If $ I \in L^1 $ then from uniform integrability given any $\epsilon >0 $ there is a $ \delta(\epsilon) > 0 $ such that you have $ \int_E |I(x)|dm <\epsilon $ for all measurable $E$ with $ m(E) < \delta(\epsilon) $. Now choose characteristic function $ f_\delta = \chi_{B(0,\delta)}\in L^1 $ and assume your statement is true for some $ I \in L^1 $. Then you have to have $$\int_{\mathbb{R}^d} f_\delta(x-y)I(y)dy = f_\delta (x) $$ Take $ x = 0 $ in the above and choose $ \delta$ such that $ m(B(0,\delta))= \delta(\epsilon)/2 $ you have the contracdiction $$ 1 = f_\delta(0) = \int_{\mathbb{R}^d} f_\delta(-y)I(y)dy = \int_{B(0,\delta)}I(y)dy <\epsilon $$

Answer 2

If you know Fourier transform, and in particular how it behave with respect to convolution product, the question is quite easy.
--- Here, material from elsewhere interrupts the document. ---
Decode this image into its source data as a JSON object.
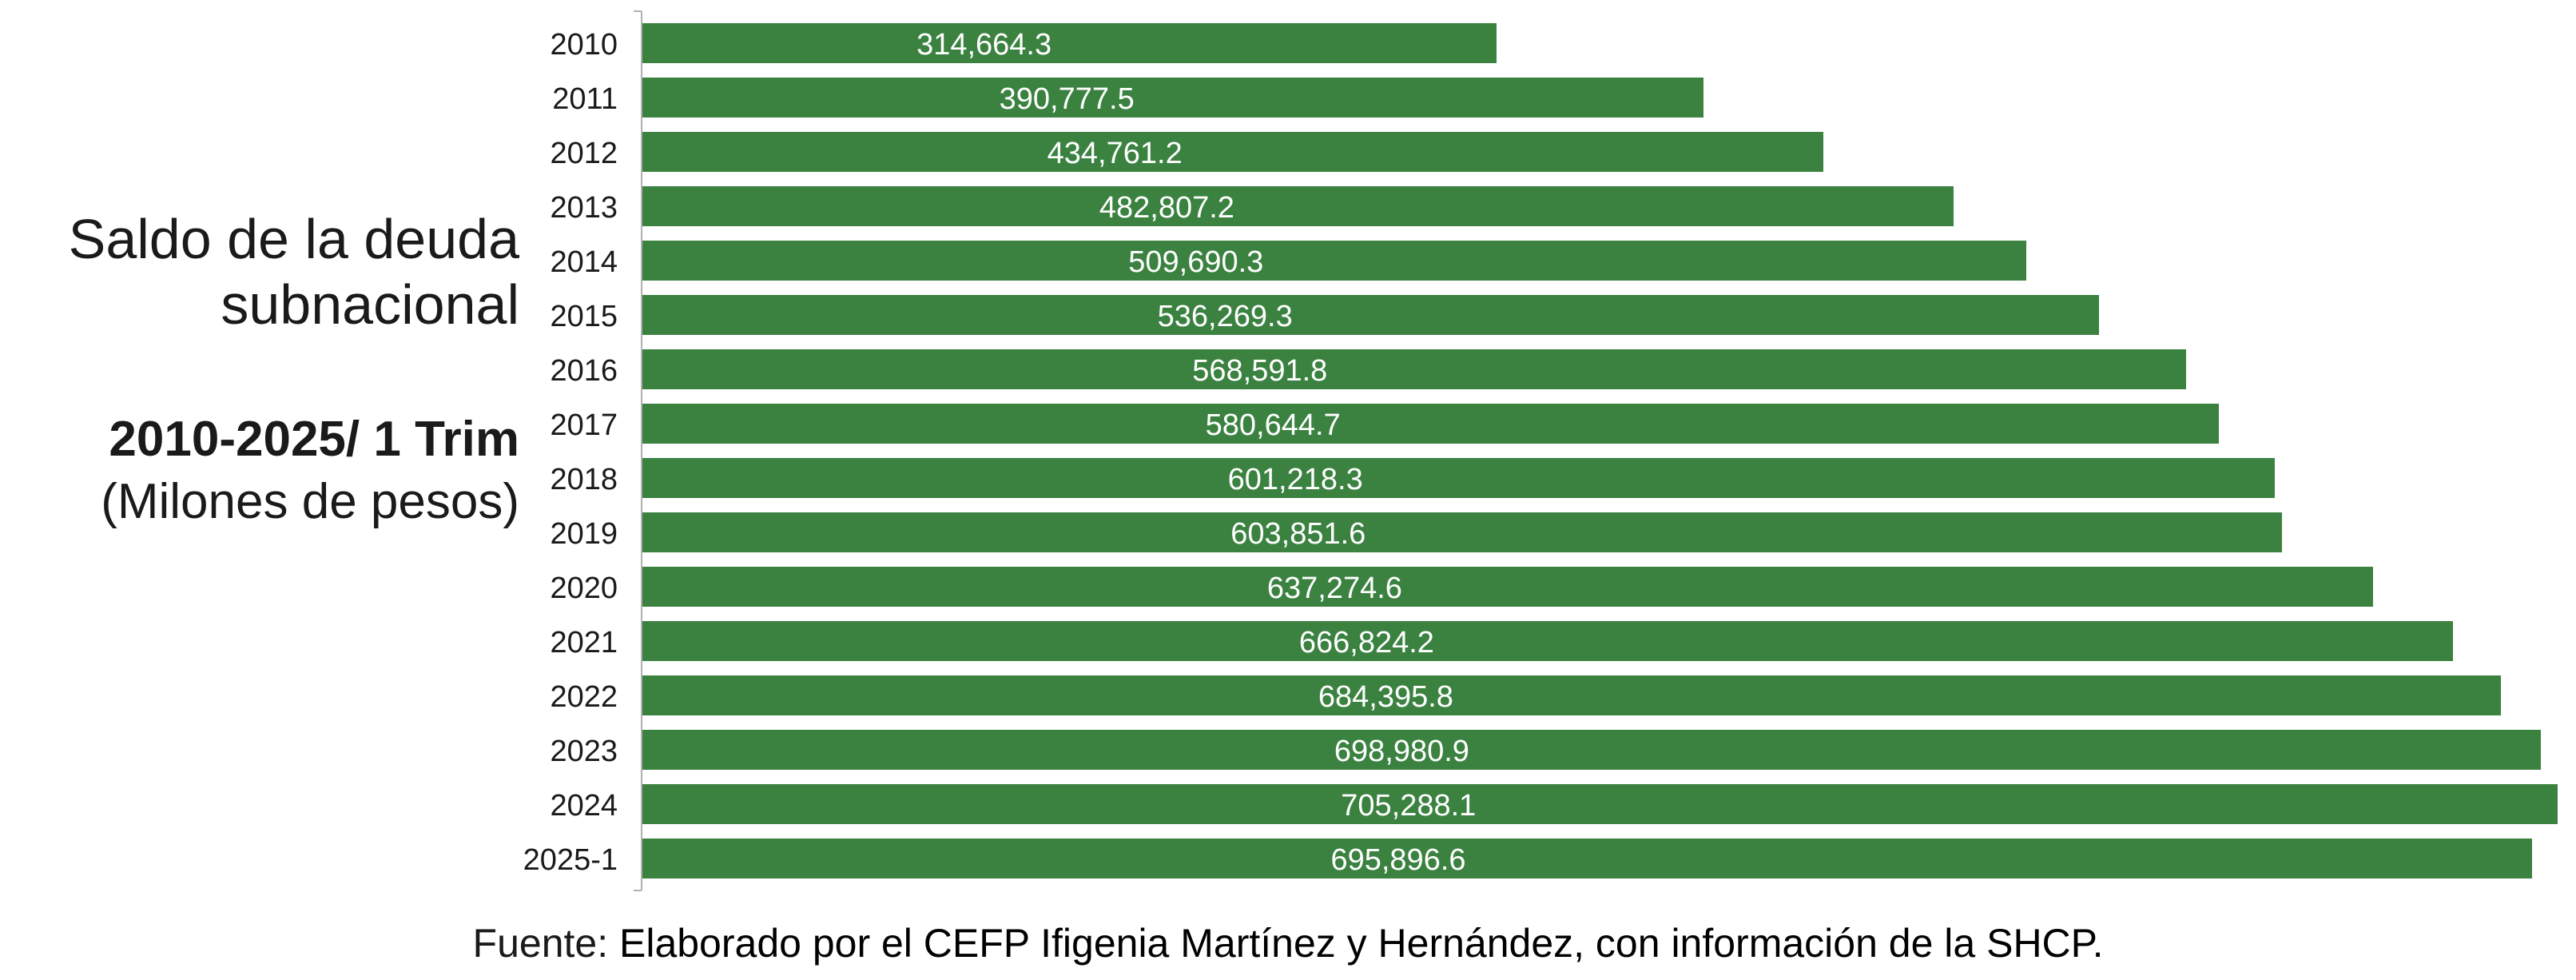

Indeed, if $g$ and $h$ are integrable functions, then the relationship $\widehat{f*g}(x)=\widehat f(x)\widehat g(x)$, and the Fourier transform of an integrable function is continuous .

Otherwise, you can consider mollifiers, that is, non-negative smooth function with support contained in $B(0,n^{-1})$, of integral $1$. Take $(\phi_n)$ such a sequence, and show that $\phi_n*I\to I$ converge almost everywhere to $I$.